必要最低限の補給だけ澄ませて、マッドドック中隊はBETA達に追い込まれている民間人たちを援護するために戦線を離脱した。それが、ついさっきの出来事である。
時間的にはほとんど絶望的なものがあったが、それでもひとりでも、例え一部でも救えればと、目にするだろう避難民の惨状に心慄きながらも、まりもたちは戦術機を駆った。
しかし、最大戦速で到達したその目標地点には、まりも達の予想していたものとは全く違った光景が広がっている。
死骸、死骸、死骸。それが人のものであったのなら、悔いはしても驚きはしなかっただろう。しかし、目に飛び込んできたそれは、紛うことなき彼らの宿敵、BETAのものだった。
何が、このような破壊を生み出したのか、しきりに首を捻る副長だけでなく、まりもにすら心当たりが無かった。
「わたしに、解るわけないだろう」
まりもが、やはり呆然といった風体を隠しきれずに言う。それに肩を竦めて副長もごちた。
「確かに、小官も何度か戦場に出ていますが、こんなのは初めてですわ」
対人級たちの死骸。それらは皆、多かれ少なかれ原形を留めていた。それは異なことである。何故なら、戦術機によって始末された小型種の死骸は、普通なら過剰な弾丸の掃射により原形留めずにバラバラになることが多いのであるから。
しかし、目の前の死骸達は、砲弾などでは決して出来得ない、鋭い斬撃を受けたような傷を受けていた。真っ二つに切断されているものもある。

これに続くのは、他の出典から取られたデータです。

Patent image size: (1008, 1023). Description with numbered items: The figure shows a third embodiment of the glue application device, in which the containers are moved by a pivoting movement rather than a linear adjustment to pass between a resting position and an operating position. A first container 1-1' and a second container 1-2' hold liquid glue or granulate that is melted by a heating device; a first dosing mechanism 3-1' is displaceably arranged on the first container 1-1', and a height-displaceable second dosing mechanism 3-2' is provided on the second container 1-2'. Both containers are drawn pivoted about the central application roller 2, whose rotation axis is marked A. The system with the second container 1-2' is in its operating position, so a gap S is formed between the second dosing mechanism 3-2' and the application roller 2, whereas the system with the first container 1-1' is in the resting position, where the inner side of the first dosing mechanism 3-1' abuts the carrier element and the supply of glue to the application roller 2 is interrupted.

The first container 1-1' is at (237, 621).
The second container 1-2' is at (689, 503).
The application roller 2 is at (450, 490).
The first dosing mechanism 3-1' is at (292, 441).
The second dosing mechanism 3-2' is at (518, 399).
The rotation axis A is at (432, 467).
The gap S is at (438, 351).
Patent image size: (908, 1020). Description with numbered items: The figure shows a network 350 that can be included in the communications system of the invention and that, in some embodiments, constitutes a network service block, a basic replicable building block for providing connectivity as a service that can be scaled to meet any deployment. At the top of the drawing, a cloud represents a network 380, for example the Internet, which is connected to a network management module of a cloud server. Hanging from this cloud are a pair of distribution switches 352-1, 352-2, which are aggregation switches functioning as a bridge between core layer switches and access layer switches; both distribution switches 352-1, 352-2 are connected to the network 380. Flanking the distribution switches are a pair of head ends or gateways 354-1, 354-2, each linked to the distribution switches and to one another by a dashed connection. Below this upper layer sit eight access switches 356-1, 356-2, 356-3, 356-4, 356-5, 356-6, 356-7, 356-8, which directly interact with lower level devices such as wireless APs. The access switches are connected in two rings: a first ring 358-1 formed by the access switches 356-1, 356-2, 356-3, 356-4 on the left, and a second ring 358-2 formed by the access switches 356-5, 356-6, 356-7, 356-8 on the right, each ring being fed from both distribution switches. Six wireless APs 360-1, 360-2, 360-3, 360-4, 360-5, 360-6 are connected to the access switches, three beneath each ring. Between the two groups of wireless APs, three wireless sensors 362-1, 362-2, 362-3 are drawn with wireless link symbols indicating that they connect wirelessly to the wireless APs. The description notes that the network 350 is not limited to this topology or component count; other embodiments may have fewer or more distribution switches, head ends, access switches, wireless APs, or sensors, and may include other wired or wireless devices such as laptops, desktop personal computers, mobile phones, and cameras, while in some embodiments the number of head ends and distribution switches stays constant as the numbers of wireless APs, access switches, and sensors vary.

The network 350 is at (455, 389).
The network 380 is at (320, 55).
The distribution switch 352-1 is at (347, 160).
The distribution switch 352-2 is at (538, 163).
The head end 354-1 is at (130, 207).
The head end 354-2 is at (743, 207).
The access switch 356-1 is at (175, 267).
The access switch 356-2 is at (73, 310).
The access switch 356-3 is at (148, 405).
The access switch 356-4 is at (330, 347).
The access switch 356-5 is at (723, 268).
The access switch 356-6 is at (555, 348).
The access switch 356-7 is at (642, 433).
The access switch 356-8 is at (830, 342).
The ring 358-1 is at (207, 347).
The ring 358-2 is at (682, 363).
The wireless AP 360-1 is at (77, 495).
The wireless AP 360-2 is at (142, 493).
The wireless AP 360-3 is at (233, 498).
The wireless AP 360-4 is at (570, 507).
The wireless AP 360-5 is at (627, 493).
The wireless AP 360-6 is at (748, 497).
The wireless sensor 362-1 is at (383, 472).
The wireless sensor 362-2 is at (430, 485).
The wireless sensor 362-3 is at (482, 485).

戦術機の戦いでは、このような死骸は形成され得ない。それに、刃物で対人級に対峙する歩兵も存在しない。故に、それらの死骸は不自然だった。だが、それらを置いてもまだ、異常なものがその場には点在していた。
「見てください、隊長」
副長が、その一つを見上げて言った。
「この突撃級、二枚に下ろされてます」
普通なら甲殻はほとんどそのままで捨て置かれるはずの突撃級の死骸が、縦に二つに割れていた。一体何をすれば、このような死骸が出来上がるというのか。
その他にも、何故か要塞級の足に貫かれた要撃級や、足以外の部位が消し飛んだかのように存在しない要塞級の死骸など、不審は尽きない。
「最新装備を持った特殊部隊の仕業ですかね?」
副長が自分でも信じていないようなことをのたまった。
「いや、今は出し惜しみなどをしている時勢ではない。なにより、この状況を作り出せる
ほど人類の科学力は進化していない」
ダイヤ以上の高度を持つBETAの甲殻を膾切りにできる兵器があるのなら等に投入されているだろう。
「それじゃあ、神様の使いの仕業かなんかですかね?」
その言葉に、まりもは苦笑を洩らした。神の権威は、人類が三分の一に減った今ではとうに失墜している。
「そんな訳ないだろう。とにかく、敵はいなくなったとはいっても、民間人はまだ安全区域には入っていないんだ。先を急ぐぞ」
了解、と部下たちの声を受けて、まりもは自機を跳躍させた。
ふと、空を駆けながら、まりもの頭にある光景が過る。彼女達があの場に到着する寸前、空を染め上げた閃光は、なんだったのだろうか。
最初は、重光線級のレーザー照射かと歯噛みしていた。しかし、なぜかあの光を見て、彼女は恐怖を感じなかったのである。まるで、お伽噺のように未来の希望を照らす光に見えたのは、何故だろう。
一瞬、立ち上った火柱が、荘厳な十字を象ってはいなかったか。
「……まさかな」
本当に神の裁きなら、とっくにBETAなど地球から消えている。まりもは自分の心中に浮かんだ考えを自嘲して、先を急いだ。